Sometimes, it really seems like I'm the "Karen" of the group. I end up being the butt of the jokes The insults And they tend to ignore me. And (rea) likes to argue with me about everything. So that's just kinda fucked up. I mean, Kelly and Sara are bugged at the fact that I swear. But I don't really give a shit anymore, you know? Megan and Rachel seem to be the best at the moment. Rachel is so worried over things though, I'm amazed she's retaining any level of sanity. Especially with being friends with us. Deja is just always so sad. But then there is me, who wants to be in good with everyone. But like Saturday, at the dance, I was the odd man out. Sara was my "date" and andrea was rachel's "Date" so. I thought it kind of obnoxious I was the left out one.
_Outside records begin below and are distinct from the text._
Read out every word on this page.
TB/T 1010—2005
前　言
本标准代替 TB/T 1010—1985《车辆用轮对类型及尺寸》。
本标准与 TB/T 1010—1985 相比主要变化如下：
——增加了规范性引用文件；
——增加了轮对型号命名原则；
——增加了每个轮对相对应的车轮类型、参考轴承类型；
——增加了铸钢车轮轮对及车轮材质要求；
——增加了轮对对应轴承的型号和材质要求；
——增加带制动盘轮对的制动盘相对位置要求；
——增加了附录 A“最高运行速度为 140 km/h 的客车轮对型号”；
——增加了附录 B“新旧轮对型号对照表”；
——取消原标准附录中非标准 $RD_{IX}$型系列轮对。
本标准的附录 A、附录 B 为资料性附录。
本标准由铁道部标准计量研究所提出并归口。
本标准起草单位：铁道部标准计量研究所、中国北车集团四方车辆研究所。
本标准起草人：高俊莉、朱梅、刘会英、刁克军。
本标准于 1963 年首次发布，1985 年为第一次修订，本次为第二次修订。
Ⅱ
So I occupied myself by taking pictures of people. Most of whom I really don't even like. Dianna was gorgeous though.. But then again, damn that bitch she's always adorably pretty. Graduation is coming. I am sad, but happy. Sad because it marks the end of an era. Nobody will be demanding I wake up in September. Happy because it means I'll be out of there. But I don't want to lose my friends. I hate feeling needy, but they make me feel like a piece of shit just for asking for a ride home. And I'm sure I'll never hear the end of it about how I didn't go to the AP psych review today. ("just because I didn't want to walk home.) Okay. It's two miles... almost. But when you're by yourself, and it's 40 degrees outside when you have friends who went too, and you live on their way and they say "no I can't take you home I have to go to work," That's just kind of fucked up. Like just stopping across the street in your straight little path is going to make you eternally late. Especially when you claim that we're all Bffs. Yeah whatever. Forever doesn't exist. Not really. But I can't get into that or I'll never freaking get to sleep, you know. I really should stop, but I can't find the strength to write it all down, typing is so much easier. Nobody even really said thank you to my mother after she was the driver for us all over hell and took us all to village inn for pie. Nope. No "thanks sarah's mom" or "wow I really appreciate this" Nothing. I'm seriously shocked. But oh well. Focus on my studies and pretty soon I'll have failed the AP tests and will put on a fake smile at graduation. Fuck the party. Nobody would come anyway.